In my experience compilation time is only an issue for synthetic benchmarks. Query compilation in Redshift is quite low level. In real life a complex "ad hoc" exploration query might have dozens of steps. Typically most steps have already been compiled and only 1 or 2 require compilation.

You can use SVL_COMPILE to review compilation stats. I'd suggest reviewing the stats from a few active Fivetran customer clusters to see what the compile % is and using that as a discount function to calculate the metric.

Have you considered using total runtime in the benchmark instead of (or in addition to…) avg query time? Seemingly small advantages in query time accumulate over the 99 queries and a single outlier tends to skew the average.

georgewfraser commented 6 years ago

I don't consider these sort keys to be aggressive TBH

Your sort keys literally pick out the exact columns that have predicates on them in the TPC-DS benchmark https://github.com/fivetran/benchmark/commit/030f3da4071265419f86370959ec471d17c22a20#diff-13970533686291d621dfa0387451d11a

Removing the NOT NULL declarations is quite negative for joins

Sure, but we used nullable types on all the other warehouses.

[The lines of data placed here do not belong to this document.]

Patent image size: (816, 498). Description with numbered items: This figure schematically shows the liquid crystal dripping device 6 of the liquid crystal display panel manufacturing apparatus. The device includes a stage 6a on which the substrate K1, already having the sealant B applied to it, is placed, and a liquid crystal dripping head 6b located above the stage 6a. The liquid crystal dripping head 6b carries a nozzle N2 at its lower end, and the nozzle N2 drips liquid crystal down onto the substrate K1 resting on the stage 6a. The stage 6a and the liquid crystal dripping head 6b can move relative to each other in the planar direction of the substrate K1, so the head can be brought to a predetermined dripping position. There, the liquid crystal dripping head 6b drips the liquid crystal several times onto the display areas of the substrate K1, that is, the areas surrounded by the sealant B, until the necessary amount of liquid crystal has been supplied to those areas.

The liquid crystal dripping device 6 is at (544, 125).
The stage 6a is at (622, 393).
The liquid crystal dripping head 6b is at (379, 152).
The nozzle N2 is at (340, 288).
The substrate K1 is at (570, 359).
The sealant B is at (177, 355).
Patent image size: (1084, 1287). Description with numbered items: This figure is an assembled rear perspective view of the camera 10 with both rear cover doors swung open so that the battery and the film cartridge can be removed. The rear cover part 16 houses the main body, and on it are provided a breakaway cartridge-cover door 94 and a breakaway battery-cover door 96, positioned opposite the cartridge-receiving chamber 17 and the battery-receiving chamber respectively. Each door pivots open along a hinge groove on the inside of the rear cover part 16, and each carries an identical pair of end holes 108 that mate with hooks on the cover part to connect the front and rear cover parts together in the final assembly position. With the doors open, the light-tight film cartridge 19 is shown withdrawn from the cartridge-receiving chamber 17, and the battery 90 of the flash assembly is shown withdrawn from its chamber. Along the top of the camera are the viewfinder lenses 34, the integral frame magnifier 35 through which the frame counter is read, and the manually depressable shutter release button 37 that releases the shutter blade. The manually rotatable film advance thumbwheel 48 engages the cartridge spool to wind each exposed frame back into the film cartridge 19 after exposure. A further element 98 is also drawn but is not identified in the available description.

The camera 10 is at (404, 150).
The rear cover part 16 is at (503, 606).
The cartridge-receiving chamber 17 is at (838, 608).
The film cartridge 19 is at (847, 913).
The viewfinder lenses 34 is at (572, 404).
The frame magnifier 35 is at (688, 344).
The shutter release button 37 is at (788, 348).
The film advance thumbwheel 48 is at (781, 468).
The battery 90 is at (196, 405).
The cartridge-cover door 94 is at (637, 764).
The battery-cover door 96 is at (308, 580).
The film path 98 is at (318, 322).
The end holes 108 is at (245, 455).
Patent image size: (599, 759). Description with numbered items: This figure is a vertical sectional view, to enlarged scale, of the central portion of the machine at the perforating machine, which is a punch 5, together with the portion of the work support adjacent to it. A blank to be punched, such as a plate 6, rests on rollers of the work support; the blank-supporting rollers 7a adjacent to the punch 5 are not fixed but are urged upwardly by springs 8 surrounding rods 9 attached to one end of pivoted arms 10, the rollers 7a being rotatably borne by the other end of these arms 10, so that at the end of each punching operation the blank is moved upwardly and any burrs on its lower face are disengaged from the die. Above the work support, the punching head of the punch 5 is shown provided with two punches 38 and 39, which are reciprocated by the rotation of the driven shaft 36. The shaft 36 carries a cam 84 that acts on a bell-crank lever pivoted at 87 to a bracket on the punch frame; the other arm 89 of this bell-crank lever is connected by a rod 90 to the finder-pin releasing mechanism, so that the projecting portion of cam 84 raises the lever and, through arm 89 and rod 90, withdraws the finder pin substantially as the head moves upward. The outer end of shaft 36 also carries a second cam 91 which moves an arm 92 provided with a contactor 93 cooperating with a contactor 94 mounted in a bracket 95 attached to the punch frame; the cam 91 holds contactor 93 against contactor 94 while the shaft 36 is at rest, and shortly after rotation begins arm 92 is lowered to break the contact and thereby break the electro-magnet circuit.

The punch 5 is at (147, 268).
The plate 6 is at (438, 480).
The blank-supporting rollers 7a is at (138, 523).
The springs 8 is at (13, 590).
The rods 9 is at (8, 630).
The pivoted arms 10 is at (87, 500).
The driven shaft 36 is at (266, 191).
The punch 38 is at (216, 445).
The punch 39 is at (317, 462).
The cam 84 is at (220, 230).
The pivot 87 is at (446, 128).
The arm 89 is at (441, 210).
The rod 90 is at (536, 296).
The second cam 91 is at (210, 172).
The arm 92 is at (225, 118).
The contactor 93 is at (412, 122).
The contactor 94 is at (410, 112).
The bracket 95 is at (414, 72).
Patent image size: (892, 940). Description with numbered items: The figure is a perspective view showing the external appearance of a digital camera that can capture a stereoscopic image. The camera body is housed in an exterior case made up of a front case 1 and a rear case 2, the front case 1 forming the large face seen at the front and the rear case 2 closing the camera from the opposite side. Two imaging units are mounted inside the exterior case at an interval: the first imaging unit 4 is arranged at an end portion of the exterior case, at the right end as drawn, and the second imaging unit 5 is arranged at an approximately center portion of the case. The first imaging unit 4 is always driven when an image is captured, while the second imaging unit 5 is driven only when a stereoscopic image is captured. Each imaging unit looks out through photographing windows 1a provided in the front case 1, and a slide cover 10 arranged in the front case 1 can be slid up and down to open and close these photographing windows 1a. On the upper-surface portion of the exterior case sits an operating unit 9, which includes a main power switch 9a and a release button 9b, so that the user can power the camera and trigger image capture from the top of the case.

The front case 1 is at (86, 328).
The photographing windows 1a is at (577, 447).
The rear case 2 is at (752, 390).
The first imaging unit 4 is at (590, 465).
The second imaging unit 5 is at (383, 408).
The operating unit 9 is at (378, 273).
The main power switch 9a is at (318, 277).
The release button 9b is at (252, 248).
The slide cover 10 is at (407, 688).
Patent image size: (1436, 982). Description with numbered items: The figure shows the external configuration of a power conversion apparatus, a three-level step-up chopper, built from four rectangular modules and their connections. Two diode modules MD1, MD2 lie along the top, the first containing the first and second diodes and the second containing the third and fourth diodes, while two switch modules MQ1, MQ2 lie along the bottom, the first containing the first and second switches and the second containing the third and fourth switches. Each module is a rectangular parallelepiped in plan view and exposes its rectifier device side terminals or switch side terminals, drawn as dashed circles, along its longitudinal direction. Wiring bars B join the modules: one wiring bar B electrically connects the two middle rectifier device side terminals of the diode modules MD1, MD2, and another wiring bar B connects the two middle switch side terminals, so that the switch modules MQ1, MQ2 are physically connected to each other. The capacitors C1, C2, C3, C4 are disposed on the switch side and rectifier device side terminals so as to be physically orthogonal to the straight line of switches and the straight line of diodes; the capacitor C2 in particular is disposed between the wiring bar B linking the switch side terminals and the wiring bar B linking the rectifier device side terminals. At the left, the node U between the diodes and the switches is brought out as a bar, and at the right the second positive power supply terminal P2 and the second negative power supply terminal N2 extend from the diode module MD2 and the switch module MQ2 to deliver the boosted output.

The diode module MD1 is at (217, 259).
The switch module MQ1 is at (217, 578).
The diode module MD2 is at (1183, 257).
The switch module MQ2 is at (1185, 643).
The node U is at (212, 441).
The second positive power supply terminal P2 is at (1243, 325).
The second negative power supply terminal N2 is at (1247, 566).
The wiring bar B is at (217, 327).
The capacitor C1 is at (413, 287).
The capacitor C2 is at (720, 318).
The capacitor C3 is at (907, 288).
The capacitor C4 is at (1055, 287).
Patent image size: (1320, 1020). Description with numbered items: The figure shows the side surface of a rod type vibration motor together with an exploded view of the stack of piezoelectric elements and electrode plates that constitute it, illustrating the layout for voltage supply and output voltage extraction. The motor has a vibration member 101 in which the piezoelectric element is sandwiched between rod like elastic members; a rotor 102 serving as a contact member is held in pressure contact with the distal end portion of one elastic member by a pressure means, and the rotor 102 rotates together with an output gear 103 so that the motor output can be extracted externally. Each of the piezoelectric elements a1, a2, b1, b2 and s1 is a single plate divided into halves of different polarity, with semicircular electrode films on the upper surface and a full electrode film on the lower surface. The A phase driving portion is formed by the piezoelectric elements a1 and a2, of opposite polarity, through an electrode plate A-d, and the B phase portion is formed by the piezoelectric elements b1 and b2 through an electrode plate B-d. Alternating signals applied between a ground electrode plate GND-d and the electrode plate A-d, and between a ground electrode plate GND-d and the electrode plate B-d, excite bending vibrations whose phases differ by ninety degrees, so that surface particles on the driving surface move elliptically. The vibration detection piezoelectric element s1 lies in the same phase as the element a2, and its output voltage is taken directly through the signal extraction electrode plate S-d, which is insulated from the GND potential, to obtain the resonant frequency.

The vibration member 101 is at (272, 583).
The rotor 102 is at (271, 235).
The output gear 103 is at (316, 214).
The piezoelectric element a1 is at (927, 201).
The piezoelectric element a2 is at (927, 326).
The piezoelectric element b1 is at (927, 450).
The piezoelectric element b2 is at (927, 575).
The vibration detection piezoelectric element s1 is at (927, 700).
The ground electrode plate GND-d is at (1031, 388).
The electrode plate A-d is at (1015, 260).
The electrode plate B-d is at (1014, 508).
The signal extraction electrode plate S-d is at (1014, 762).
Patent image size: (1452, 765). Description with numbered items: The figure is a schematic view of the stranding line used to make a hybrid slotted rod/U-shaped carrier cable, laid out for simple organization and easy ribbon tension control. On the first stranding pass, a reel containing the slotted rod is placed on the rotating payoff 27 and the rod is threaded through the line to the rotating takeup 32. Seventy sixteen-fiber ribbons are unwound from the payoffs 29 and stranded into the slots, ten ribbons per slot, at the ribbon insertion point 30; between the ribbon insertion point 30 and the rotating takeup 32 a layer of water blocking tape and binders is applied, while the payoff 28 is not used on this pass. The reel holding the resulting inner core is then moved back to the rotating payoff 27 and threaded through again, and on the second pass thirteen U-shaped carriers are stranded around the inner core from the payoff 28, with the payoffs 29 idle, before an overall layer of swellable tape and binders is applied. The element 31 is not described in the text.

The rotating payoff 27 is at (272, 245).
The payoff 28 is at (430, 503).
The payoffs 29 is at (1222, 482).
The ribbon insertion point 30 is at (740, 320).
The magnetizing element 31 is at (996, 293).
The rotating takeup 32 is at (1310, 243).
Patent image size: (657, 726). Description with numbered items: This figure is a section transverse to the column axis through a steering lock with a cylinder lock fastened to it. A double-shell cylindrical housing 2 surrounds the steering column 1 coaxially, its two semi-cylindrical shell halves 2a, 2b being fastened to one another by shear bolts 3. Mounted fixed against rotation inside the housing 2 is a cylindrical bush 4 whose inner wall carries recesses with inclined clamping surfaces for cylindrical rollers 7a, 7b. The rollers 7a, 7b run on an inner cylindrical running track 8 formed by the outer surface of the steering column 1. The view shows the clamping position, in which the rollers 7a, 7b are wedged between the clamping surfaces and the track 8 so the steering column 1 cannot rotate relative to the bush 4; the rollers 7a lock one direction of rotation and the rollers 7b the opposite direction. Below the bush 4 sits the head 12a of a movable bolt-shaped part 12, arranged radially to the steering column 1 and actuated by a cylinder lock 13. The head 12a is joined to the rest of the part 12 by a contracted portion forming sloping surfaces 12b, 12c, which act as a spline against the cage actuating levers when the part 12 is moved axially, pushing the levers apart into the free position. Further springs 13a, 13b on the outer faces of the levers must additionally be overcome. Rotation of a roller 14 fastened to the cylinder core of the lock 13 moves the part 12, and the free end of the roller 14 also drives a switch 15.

De-tuning the data types forces the optimizer to allocate more memory for every row used

Again, same configuration for all the other warehouses.

In my experience compilation time is only an issue for synthetic benchmarks

I've played around with interactively editing queries and studied the SVL_COMPILE output, and it seems that Redshift is able to reuse about half the previous compilation result if you make significant changes to a subquery. I'm not super confident in this number though, we're planning to publish this iteration with a big asterisk saying "we are probably overstating the impact of compilation time" and revisit this in a few months. This is definitely the weakest part of the whole story, we just don't have a good assessment of how important the (huge) difference in compilation times is.

Have you considered using total runtime in the benchmark

The numbers I've reported are geomeans, which I think accomplishes what you're getting at---short queries and long queries are weighed equally in the outcome.